In our federally regulated sector, we strive to help the parties co-operate and work effectively toward common goals. Labour-management conflict does get the headlines, but labour-management co-operation really is the norm in our country. We know that Canadians take pride in their work and they want their businesses to be successful. We all realize that we have very strong common interests. Therefore, a spirit of co-operation guides our efforts to promote a harmonious industrial relation in our sector.

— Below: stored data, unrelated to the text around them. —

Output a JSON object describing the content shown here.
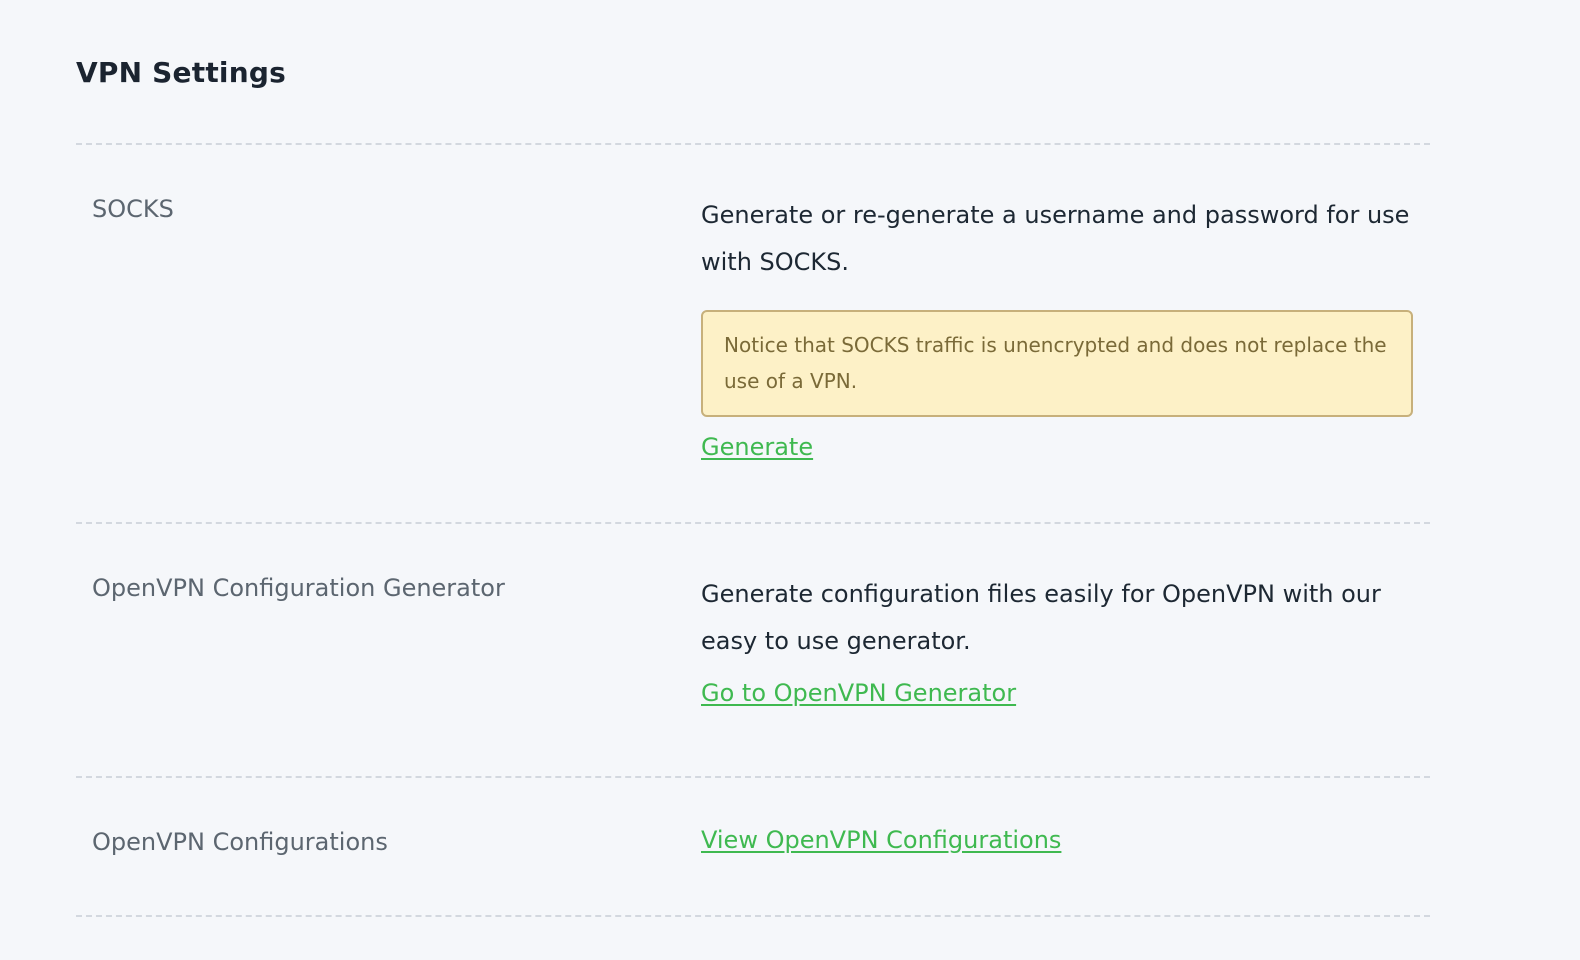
{
  "page": {
    "title": "VPN Settings"
  },
  "settings": {
    "socks": {
      "label": "SOCKS",
      "description": "Generate or re-generate a username and password for use with SOCKS.",
      "notice": "Notice that SOCKS traffic is unencrypted and does not replace the use of a VPN.",
      "action_label": "Generate"
    },
    "openvpn_generator": {
      "label": "OpenVPN Configuration Generator",
      "description": "Generate configuration files easily for OpenVPN with our easy to use generator.",
      "action_label": "Go to OpenVPN Generator"
    },
    "openvpn_configurations": {
      "label": "OpenVPN Configurations",
      "action_label": "View OpenVPN Configurations"
    }
  },
  "colors": {
    "background": "#f5f7fa",
    "link": "#3fb950",
    "notice_background": "#fdf1c7",
    "notice_border": "#c7b07b",
    "notice_text": "#7a6a38",
    "label_text": "#5c6670"
  }
}
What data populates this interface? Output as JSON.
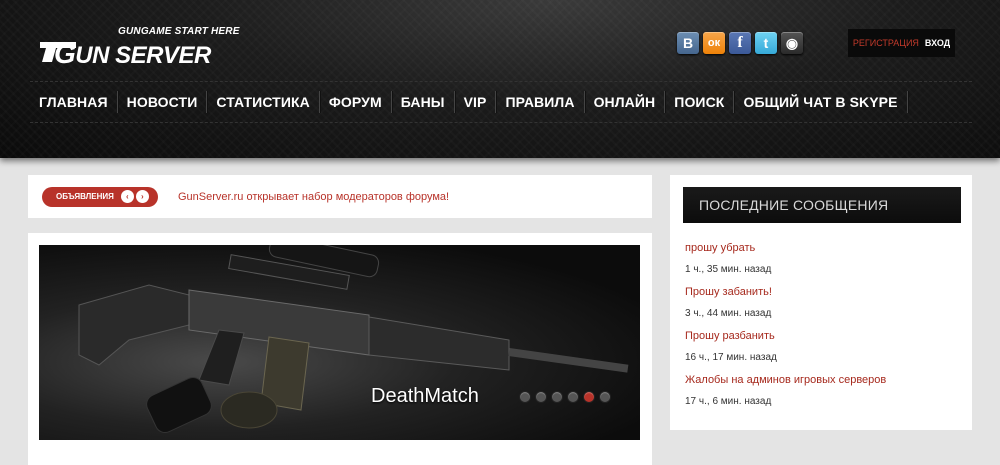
{
  "header": {
    "logo": {
      "tagline": "GUNGAME START HERE",
      "brand_first": "G",
      "brand_rest": "UN SERVER"
    },
    "social_icons": [
      {
        "name": "vk-icon",
        "glyph": "В",
        "color": "#45668e"
      },
      {
        "name": "odnoklassniki-icon",
        "glyph": "ок",
        "color": "#ee8208"
      },
      {
        "name": "facebook-icon",
        "glyph": "f",
        "color": "#3b5998"
      },
      {
        "name": "twitter-icon",
        "glyph": "t",
        "color": "#36a9d8"
      },
      {
        "name": "steam-icon",
        "glyph": "◉",
        "color": "#2a2a2a"
      }
    ],
    "auth": {
      "register": "Регистрация",
      "login": "Вход"
    },
    "nav": [
      "Главная",
      "Новости",
      "Статистика",
      "Форум",
      "Баны",
      "VIP",
      "Правила",
      "Онлайн",
      "Поиск",
      "Общий чат в Skype"
    ]
  },
  "announcement": {
    "badge": "Объявления",
    "prev_icon": "‹",
    "next_icon": "›",
    "text": "GunServer.ru открывает набор модераторов форума!"
  },
  "slider": {
    "caption": "DeathMatch",
    "dots_count": 6,
    "active_dot": 5,
    "accent_color": "#b8332a"
  },
  "sidebar": {
    "title": "Последние сообщения",
    "posts": [
      {
        "title": "прошу убрать",
        "time": "1 ч., 35 мин. назад"
      },
      {
        "title": "Прошу забанить!",
        "time": "3 ч., 44 мин. назад"
      },
      {
        "title": "Прошу разбанить",
        "time": "16 ч., 17 мин. назад"
      },
      {
        "title": "Жалобы на админов игровых серверов",
        "time": "17 ч., 6 мин. назад"
      }
    ]
  }
}
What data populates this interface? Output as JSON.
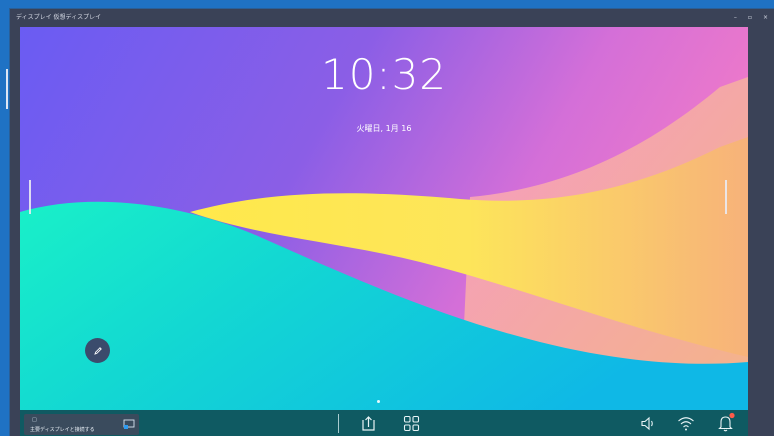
{
  "window": {
    "title": "ディスプレイ 仮想ディスプレイ",
    "controls": [
      "–",
      "▫",
      "×"
    ]
  },
  "status_icons": [
    "download-icon",
    "network-icon",
    "share-icon"
  ],
  "lockscreen": {
    "time": "10:32",
    "date": "火曜日, 1月 16"
  },
  "taskbar": {
    "cast_small_label": "□",
    "cast_label": "主要ディスプレイと接続する",
    "icons": [
      "upload-icon",
      "apps-grid-icon",
      "volume-icon",
      "wifi-icon",
      "bell-icon"
    ],
    "notification_dot_color": "#ff5b4a"
  },
  "colors": {
    "accent": "#1f72c4",
    "taskbar": "#0f5a62",
    "window_frame": "#3a4257"
  }
}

We work closely with workplace stakeholders to achieve that common goal of facilitating agreements between workers and employers. In the vast majority of instances, collective bargaining does work. The parties involved negotiate in good faith, are willing to compromise and end up with an agreement with which everyone can live. It is seldom necessary for the government to step in. However, where necessary, mediators and conciliators can and do assist employers and unions to resolve their differences without resorting to a work stoppage.
As I stated at the beginning, I am deeply disappointed that the parties in the two cases we are discussing today were unable to successfully negotiate a new deal. However, in all cases, whether federal or provincial jurisdiction, the deal which the two parties are able to reach on their own really is always the best one.

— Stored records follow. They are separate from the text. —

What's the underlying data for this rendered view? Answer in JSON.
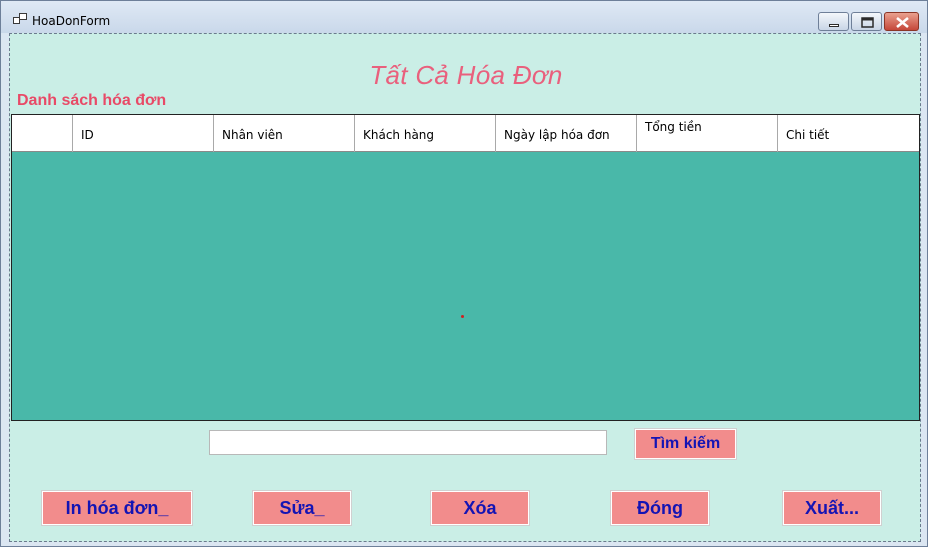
{
  "window": {
    "title": "HoaDonForm",
    "controls": [
      "minimize-icon",
      "maximize-icon",
      "close-icon"
    ]
  },
  "form": {
    "heading": "Tất Cả Hóa Đơn",
    "list_label": "Danh sách hóa đơn"
  },
  "grid": {
    "columns": [
      "",
      "ID",
      "Nhân viên",
      "Khách hàng",
      "Ngày lập hóa đơn",
      "Tổng tiền",
      "Chi tiết"
    ],
    "rows": []
  },
  "search": {
    "value": "",
    "placeholder": "",
    "button_label": "Tìm kiếm"
  },
  "actions": {
    "print": "In hóa đơn_",
    "edit": "Sửa_",
    "delete": "Xóa",
    "close": "Đóng",
    "export": "Xuất..."
  },
  "colors": {
    "heading": "#e9607d",
    "label": "#e84a67",
    "button_bg": "#f28c8c",
    "button_text": "#1414b4",
    "client_bg": "#caeee6",
    "grid_bg": "#49b8a9"
  }
}
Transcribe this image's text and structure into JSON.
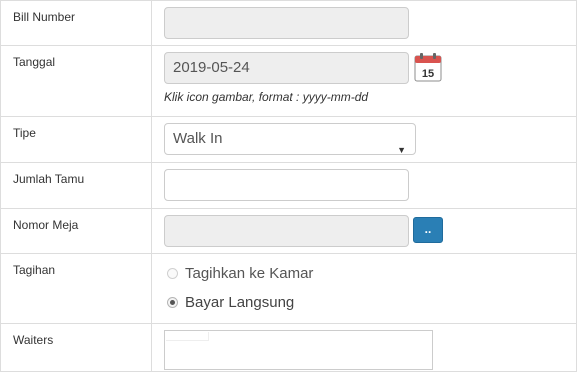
{
  "fields": {
    "bill_number": {
      "label": "Bill Number",
      "value": ""
    },
    "tanggal": {
      "label": "Tanggal",
      "value": "2019-05-24",
      "hint": "Klik icon gambar, format : yyyy-mm-dd",
      "calendar_day": "15"
    },
    "tipe": {
      "label": "Tipe",
      "selected": "Walk In"
    },
    "jumlah_tamu": {
      "label": "Jumlah Tamu",
      "value": ""
    },
    "nomor_meja": {
      "label": "Nomor Meja",
      "value": "",
      "browse_label": ".."
    },
    "tagihan": {
      "label": "Tagihan",
      "options": [
        {
          "label": "Tagihkan ke Kamar",
          "checked": false,
          "disabled": true
        },
        {
          "label": "Bayar Langsung",
          "checked": true,
          "disabled": false
        }
      ]
    },
    "waiters": {
      "label": "Waiters"
    }
  },
  "colors": {
    "border": "#dddddd",
    "disabled_input": "#eeeeee",
    "button": "#2a7fb5",
    "calendar_red": "#d9534f"
  }
}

Although federal laws govern employment in federal workplaces and businesses, such as aeronautics, banking and communications, the vast majority of employment relationships in Canada are governed by provincial or territorial authorities. In the case of Caterpillar and White Birch Paper, provincial laws and standards apply. We believe that treating employees affected by a termination of employment with respect and dignity is of the utmost importance.

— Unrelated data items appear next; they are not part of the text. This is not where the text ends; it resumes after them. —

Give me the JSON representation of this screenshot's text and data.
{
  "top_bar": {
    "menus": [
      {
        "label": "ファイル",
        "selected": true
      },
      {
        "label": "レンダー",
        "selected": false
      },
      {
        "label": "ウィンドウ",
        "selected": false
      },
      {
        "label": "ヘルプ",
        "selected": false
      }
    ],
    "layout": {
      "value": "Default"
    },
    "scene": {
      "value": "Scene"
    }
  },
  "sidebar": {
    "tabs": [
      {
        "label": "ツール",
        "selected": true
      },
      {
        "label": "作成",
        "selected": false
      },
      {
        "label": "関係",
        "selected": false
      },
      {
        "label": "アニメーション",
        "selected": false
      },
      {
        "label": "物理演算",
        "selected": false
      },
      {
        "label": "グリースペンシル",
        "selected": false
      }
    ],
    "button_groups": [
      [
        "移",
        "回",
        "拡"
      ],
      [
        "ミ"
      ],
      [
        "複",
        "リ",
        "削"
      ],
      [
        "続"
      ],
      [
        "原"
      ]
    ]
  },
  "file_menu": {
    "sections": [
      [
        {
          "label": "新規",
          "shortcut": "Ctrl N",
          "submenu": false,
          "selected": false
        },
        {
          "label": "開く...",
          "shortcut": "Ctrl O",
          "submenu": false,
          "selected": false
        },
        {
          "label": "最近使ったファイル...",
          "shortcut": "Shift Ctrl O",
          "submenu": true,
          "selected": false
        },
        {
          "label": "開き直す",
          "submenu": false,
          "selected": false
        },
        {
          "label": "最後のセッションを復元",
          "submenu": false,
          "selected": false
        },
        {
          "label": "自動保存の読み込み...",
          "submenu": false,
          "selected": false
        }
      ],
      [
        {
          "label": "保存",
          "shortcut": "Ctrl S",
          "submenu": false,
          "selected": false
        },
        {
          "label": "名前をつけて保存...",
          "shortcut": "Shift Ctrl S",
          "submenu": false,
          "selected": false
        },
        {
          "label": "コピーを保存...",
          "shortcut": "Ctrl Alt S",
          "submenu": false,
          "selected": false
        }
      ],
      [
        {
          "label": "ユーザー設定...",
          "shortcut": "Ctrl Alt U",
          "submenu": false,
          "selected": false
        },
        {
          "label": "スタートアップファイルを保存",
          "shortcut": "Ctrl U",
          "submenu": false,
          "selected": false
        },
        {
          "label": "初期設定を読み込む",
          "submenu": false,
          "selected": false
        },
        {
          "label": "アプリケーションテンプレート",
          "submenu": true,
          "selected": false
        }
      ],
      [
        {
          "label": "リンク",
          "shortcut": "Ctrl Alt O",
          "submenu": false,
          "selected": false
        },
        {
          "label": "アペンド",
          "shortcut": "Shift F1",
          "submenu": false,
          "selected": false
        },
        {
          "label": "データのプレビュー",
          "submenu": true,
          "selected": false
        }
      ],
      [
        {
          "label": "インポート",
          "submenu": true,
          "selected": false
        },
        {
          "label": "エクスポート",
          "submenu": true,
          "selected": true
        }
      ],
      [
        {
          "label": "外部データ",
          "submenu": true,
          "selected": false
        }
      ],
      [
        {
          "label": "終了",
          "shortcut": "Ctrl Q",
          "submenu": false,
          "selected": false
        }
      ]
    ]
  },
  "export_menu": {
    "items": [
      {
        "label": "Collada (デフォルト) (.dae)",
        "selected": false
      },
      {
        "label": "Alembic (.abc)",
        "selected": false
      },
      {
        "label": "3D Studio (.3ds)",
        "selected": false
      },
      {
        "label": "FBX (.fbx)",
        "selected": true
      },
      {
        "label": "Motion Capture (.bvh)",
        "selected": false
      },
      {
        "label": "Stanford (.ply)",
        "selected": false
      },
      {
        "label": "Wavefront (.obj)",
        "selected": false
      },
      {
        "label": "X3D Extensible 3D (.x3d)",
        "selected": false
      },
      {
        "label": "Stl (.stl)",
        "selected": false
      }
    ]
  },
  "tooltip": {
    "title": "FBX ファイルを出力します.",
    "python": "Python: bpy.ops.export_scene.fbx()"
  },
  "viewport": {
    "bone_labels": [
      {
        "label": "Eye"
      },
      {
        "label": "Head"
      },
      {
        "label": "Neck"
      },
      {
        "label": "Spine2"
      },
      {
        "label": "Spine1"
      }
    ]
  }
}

For federally regulated workplaces, the termination of employment is covered by the Canada Labour Code. Termination and severance provisions help protect workers from those sudden changes in employment. They also provide security through the transitions.
We know, we realize and it is accepted that Caterpillar and White Birch Paper are not federally regulated workplaces. Nevertheless, our government is quite aware that the workers who have been laid off need to be helped. That is why Service Canada is quick off the mark to provide direct assistance to the affected employees during this very difficult period.
Service Canada has been in contact with the employees to offer information sessions and provide them with information on how, where and when to apply for employment insurance benefits. General information and other applicable Government of Canada resources, such as income support programs, skills development and training, labour market information, as well as programs and services from the provinces, will also be provided at these information sessions.
Let me just underline that we help Canadians gain the skills and opportunities to achieve self-sufficiency. We also provide targeted supports for those facing particular barriers. We do all of that in partnership with the provinces and territories because our goal is to build a fair and a prosperous Canada where no one is left behind. Strong economic stewardship is a critical ingredient of this. We will ensure that Canada remains on the right track for economic growth and jobs. That is our commitment to Canadians.
While we disagree with the actions of Caterpillar and White Birch Paper and we really wish that this situation would have been handled in a vastly different manner, we advise members to defeat this motion as worded.